The context tables you will create in this step are all filtered tables. A filtered table is a type of custom context table that you can create in Context Management. This type of context table makes it possible to create a single table, from one or more connected data sources, with filter conditions defined to extract specific data from each source. The filtered tables you will create in this step are listed in the chart below. For more information, see Working with Filtered Context Tables in the Context Management Guide.
Note
In order for the filtered tables to support the enrichment rules successfully, the table and column names must be reproduced exactly as shown in the chart below when you create the context tables in Context Management.

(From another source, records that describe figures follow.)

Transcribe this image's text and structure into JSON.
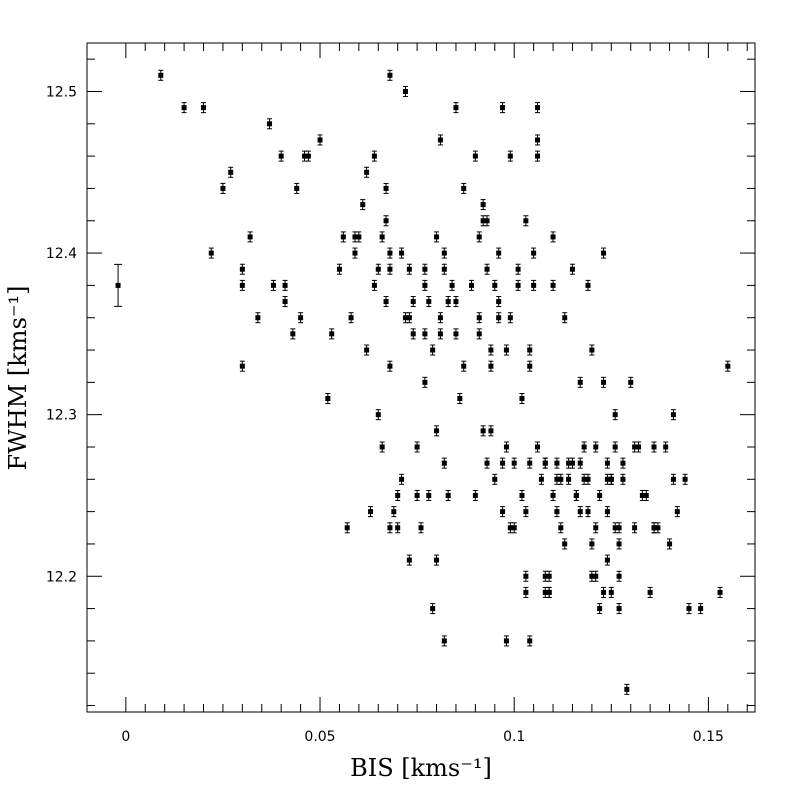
{
  "chart_data": {
    "type": "scatter",
    "xlabel": "BIS [kms⁻¹]",
    "ylabel": "FWHM [kms⁻¹]",
    "xlim": [
      -0.01,
      0.162
    ],
    "ylim": [
      12.116,
      12.53
    ],
    "grid": false,
    "x_ticks": [
      0,
      0.05,
      0.1,
      0.15
    ],
    "x_tick_labels": [
      "0",
      "0.05",
      "0.1",
      "0.15"
    ],
    "y_ticks": [
      12.2,
      12.3,
      12.4,
      12.5
    ],
    "y_tick_labels": [
      "12.2",
      "12.3",
      "12.4",
      "12.5"
    ],
    "representative_error": {
      "x": -0.002,
      "y": 12.38,
      "yerr": 0.013
    },
    "series": [
      {
        "color": "#000000",
        "points": [
          [
            0.009,
            12.51
          ],
          [
            0.015,
            12.49
          ],
          [
            0.02,
            12.49
          ],
          [
            0.022,
            12.4
          ],
          [
            0.025,
            12.44
          ],
          [
            0.027,
            12.45
          ],
          [
            0.03,
            12.39
          ],
          [
            0.03,
            12.38
          ],
          [
            0.03,
            12.33
          ],
          [
            0.032,
            12.41
          ],
          [
            0.034,
            12.36
          ],
          [
            0.037,
            12.48
          ],
          [
            0.038,
            12.38
          ],
          [
            0.04,
            12.46
          ],
          [
            0.041,
            12.38
          ],
          [
            0.041,
            12.37
          ],
          [
            0.044,
            12.44
          ],
          [
            0.043,
            12.35
          ],
          [
            0.045,
            12.36
          ],
          [
            0.046,
            12.46
          ],
          [
            0.047,
            12.46
          ],
          [
            0.05,
            12.47
          ],
          [
            0.052,
            12.31
          ],
          [
            0.053,
            12.35
          ],
          [
            0.055,
            12.39
          ],
          [
            0.056,
            12.41
          ],
          [
            0.057,
            12.23
          ],
          [
            0.058,
            12.36
          ],
          [
            0.059,
            12.41
          ],
          [
            0.059,
            12.4
          ],
          [
            0.06,
            12.41
          ],
          [
            0.061,
            12.43
          ],
          [
            0.062,
            12.45
          ],
          [
            0.062,
            12.34
          ],
          [
            0.063,
            12.24
          ],
          [
            0.064,
            12.46
          ],
          [
            0.064,
            12.38
          ],
          [
            0.065,
            12.39
          ],
          [
            0.065,
            12.3
          ],
          [
            0.066,
            12.28
          ],
          [
            0.066,
            12.41
          ],
          [
            0.067,
            12.42
          ],
          [
            0.067,
            12.44
          ],
          [
            0.067,
            12.37
          ],
          [
            0.068,
            12.39
          ],
          [
            0.068,
            12.4
          ],
          [
            0.068,
            12.33
          ],
          [
            0.068,
            12.23
          ],
          [
            0.069,
            12.24
          ],
          [
            0.068,
            12.51
          ],
          [
            0.07,
            12.23
          ],
          [
            0.07,
            12.25
          ],
          [
            0.071,
            12.4
          ],
          [
            0.071,
            12.26
          ],
          [
            0.072,
            12.5
          ],
          [
            0.072,
            12.36
          ],
          [
            0.073,
            12.36
          ],
          [
            0.073,
            12.21
          ],
          [
            0.073,
            12.39
          ],
          [
            0.074,
            12.35
          ],
          [
            0.074,
            12.37
          ],
          [
            0.075,
            12.28
          ],
          [
            0.075,
            12.25
          ],
          [
            0.076,
            12.23
          ],
          [
            0.077,
            12.39
          ],
          [
            0.077,
            12.38
          ],
          [
            0.077,
            12.35
          ],
          [
            0.077,
            12.32
          ],
          [
            0.078,
            12.37
          ],
          [
            0.078,
            12.25
          ],
          [
            0.079,
            12.18
          ],
          [
            0.079,
            12.34
          ],
          [
            0.08,
            12.29
          ],
          [
            0.08,
            12.21
          ],
          [
            0.08,
            12.41
          ],
          [
            0.081,
            12.47
          ],
          [
            0.081,
            12.36
          ],
          [
            0.081,
            12.35
          ],
          [
            0.082,
            12.16
          ],
          [
            0.082,
            12.27
          ],
          [
            0.082,
            12.39
          ],
          [
            0.082,
            12.4
          ],
          [
            0.083,
            12.25
          ],
          [
            0.083,
            12.37
          ],
          [
            0.084,
            12.38
          ],
          [
            0.085,
            12.49
          ],
          [
            0.085,
            12.37
          ],
          [
            0.085,
            12.35
          ],
          [
            0.086,
            12.31
          ],
          [
            0.087,
            12.33
          ],
          [
            0.087,
            12.44
          ],
          [
            0.089,
            12.38
          ],
          [
            0.09,
            12.46
          ],
          [
            0.09,
            12.25
          ],
          [
            0.091,
            12.41
          ],
          [
            0.091,
            12.36
          ],
          [
            0.091,
            12.35
          ],
          [
            0.092,
            12.43
          ],
          [
            0.092,
            12.42
          ],
          [
            0.092,
            12.29
          ],
          [
            0.093,
            12.27
          ],
          [
            0.093,
            12.39
          ],
          [
            0.093,
            12.42
          ],
          [
            0.094,
            12.29
          ],
          [
            0.094,
            12.34
          ],
          [
            0.094,
            12.33
          ],
          [
            0.095,
            12.26
          ],
          [
            0.095,
            12.38
          ],
          [
            0.096,
            12.36
          ],
          [
            0.096,
            12.37
          ],
          [
            0.096,
            12.4
          ],
          [
            0.097,
            12.49
          ],
          [
            0.097,
            12.24
          ],
          [
            0.097,
            12.27
          ],
          [
            0.098,
            12.16
          ],
          [
            0.098,
            12.34
          ],
          [
            0.098,
            12.28
          ],
          [
            0.099,
            12.23
          ],
          [
            0.099,
            12.46
          ],
          [
            0.099,
            12.36
          ],
          [
            0.1,
            12.27
          ],
          [
            0.1,
            12.23
          ],
          [
            0.101,
            12.38
          ],
          [
            0.101,
            12.39
          ],
          [
            0.102,
            12.31
          ],
          [
            0.102,
            12.25
          ],
          [
            0.103,
            12.19
          ],
          [
            0.103,
            12.2
          ],
          [
            0.103,
            12.24
          ],
          [
            0.103,
            12.42
          ],
          [
            0.104,
            12.16
          ],
          [
            0.104,
            12.27
          ],
          [
            0.104,
            12.33
          ],
          [
            0.104,
            12.34
          ],
          [
            0.105,
            12.38
          ],
          [
            0.105,
            12.4
          ],
          [
            0.106,
            12.49
          ],
          [
            0.106,
            12.47
          ],
          [
            0.106,
            12.46
          ],
          [
            0.106,
            12.28
          ],
          [
            0.107,
            12.26
          ],
          [
            0.108,
            12.27
          ],
          [
            0.108,
            12.27
          ],
          [
            0.108,
            12.2
          ],
          [
            0.108,
            12.19
          ],
          [
            0.109,
            12.2
          ],
          [
            0.109,
            12.19
          ],
          [
            0.109,
            12.19
          ],
          [
            0.11,
            12.38
          ],
          [
            0.11,
            12.41
          ],
          [
            0.11,
            12.25
          ],
          [
            0.111,
            12.27
          ],
          [
            0.111,
            12.26
          ],
          [
            0.111,
            12.24
          ],
          [
            0.112,
            12.26
          ],
          [
            0.112,
            12.23
          ],
          [
            0.113,
            12.22
          ],
          [
            0.113,
            12.36
          ],
          [
            0.114,
            12.27
          ],
          [
            0.114,
            12.26
          ],
          [
            0.115,
            12.39
          ],
          [
            0.115,
            12.27
          ],
          [
            0.116,
            12.25
          ],
          [
            0.116,
            12.25
          ],
          [
            0.117,
            12.24
          ],
          [
            0.117,
            12.27
          ],
          [
            0.117,
            12.32
          ],
          [
            0.118,
            12.26
          ],
          [
            0.118,
            12.28
          ],
          [
            0.119,
            12.24
          ],
          [
            0.119,
            12.26
          ],
          [
            0.119,
            12.38
          ],
          [
            0.12,
            12.2
          ],
          [
            0.12,
            12.22
          ],
          [
            0.12,
            12.34
          ],
          [
            0.121,
            12.28
          ],
          [
            0.121,
            12.23
          ],
          [
            0.121,
            12.2
          ],
          [
            0.122,
            12.25
          ],
          [
            0.122,
            12.18
          ],
          [
            0.123,
            12.4
          ],
          [
            0.123,
            12.19
          ],
          [
            0.123,
            12.32
          ],
          [
            0.124,
            12.27
          ],
          [
            0.124,
            12.24
          ],
          [
            0.124,
            12.21
          ],
          [
            0.124,
            12.26
          ],
          [
            0.125,
            12.26
          ],
          [
            0.125,
            12.26
          ],
          [
            0.125,
            12.19
          ],
          [
            0.126,
            12.3
          ],
          [
            0.126,
            12.23
          ],
          [
            0.126,
            12.28
          ],
          [
            0.127,
            12.23
          ],
          [
            0.127,
            12.22
          ],
          [
            0.127,
            12.2
          ],
          [
            0.127,
            12.18
          ],
          [
            0.128,
            12.27
          ],
          [
            0.128,
            12.26
          ],
          [
            0.129,
            12.13
          ],
          [
            0.13,
            12.32
          ],
          [
            0.131,
            12.28
          ],
          [
            0.131,
            12.23
          ],
          [
            0.132,
            12.28
          ],
          [
            0.133,
            12.25
          ],
          [
            0.134,
            12.25
          ],
          [
            0.135,
            12.19
          ],
          [
            0.136,
            12.23
          ],
          [
            0.136,
            12.28
          ],
          [
            0.136,
            12.23
          ],
          [
            0.137,
            12.23
          ],
          [
            0.139,
            12.28
          ],
          [
            0.14,
            12.22
          ],
          [
            0.141,
            12.3
          ],
          [
            0.141,
            12.26
          ],
          [
            0.142,
            12.24
          ],
          [
            0.144,
            12.26
          ],
          [
            0.145,
            12.18
          ],
          [
            0.148,
            12.18
          ],
          [
            0.153,
            12.19
          ],
          [
            0.155,
            12.33
          ]
        ]
      }
    ]
  }
}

Table Name | Column Name (Primary Key) | Column Name | Usage |
|---|---|---|---|
ID-User | Employee Number | Primary User Name | Enrich events with usernames from employee ID/Number. |
UID User | ID | Primary User Name | Enrich events with usernames from AD object ID. |
Email User | Primary Login (Email Format) | Primary User Name | Enrich events with usernames from email. |
User SID | Object Sid | Primary User Name | Enrich events with usernames from SID. TipTo find all of the possible User SID values, use a filter such as:
|
Disabled Accounts | Primary User Name | Access Status | Enrich events with information about whether a user account is enabled or disabled. |
To create each filtered table:
Start by following the steps in Create a Custom Context Table Using the Add Custom Option in the Context Management Guide. When configuring each filtered table, ensure the following:
In the Definition step:
The Context Table Name must match a table name in the chart above exactly.
In the Context Type field, select the User option.

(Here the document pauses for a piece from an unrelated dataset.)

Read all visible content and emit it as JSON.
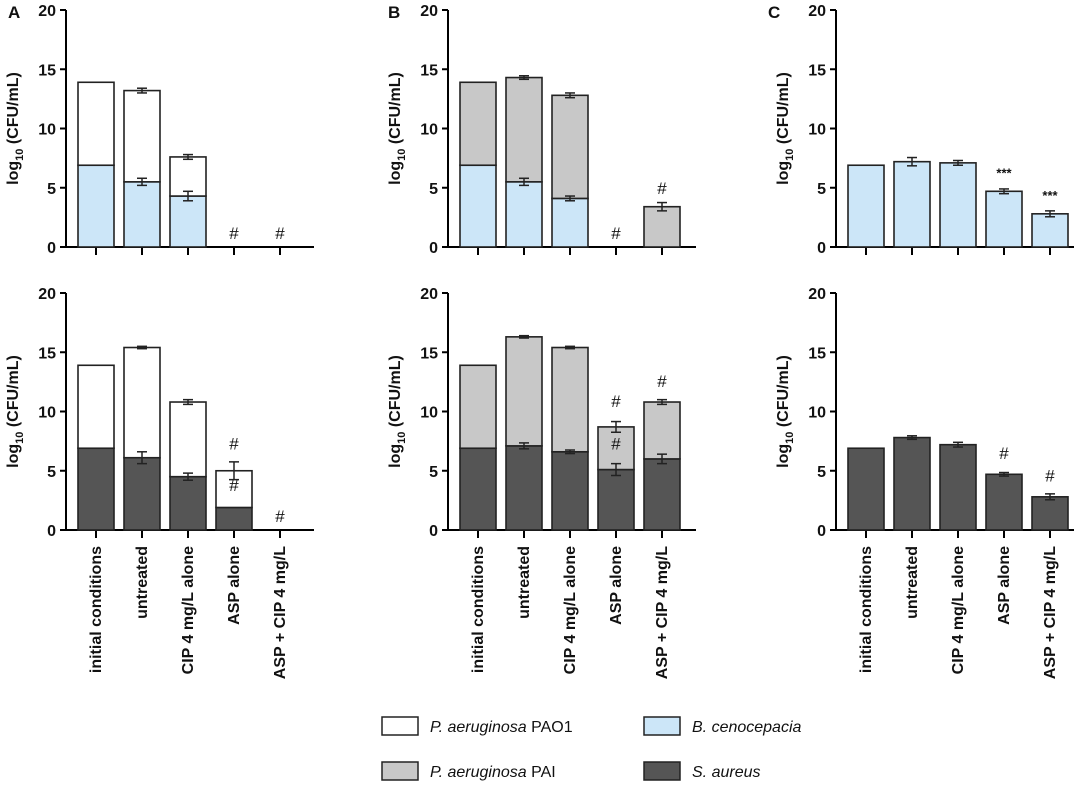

In the Connections section, click Yes, Create Connection to display the Source Context Table dropdown field. Select one or more existing user context tables from the list to serve as sources for data in the new custom context table (for example, Active Directory, Microsoft Entra ID, or Okta context tables).
In the Attributes step, the columns you define must match the column names in the chart above exactly.
When you reach the Conditions step in configuring the filtered context table, following the instructions in Working with Filtered Tables in the Context Management Guide. These instructions explain how to define conditions to extract specific information from your connected sources. A suggested condition for the filter is:
Object SID Contains S-
Repeat the process until you've created each of the filtered context tables listed in the chart above.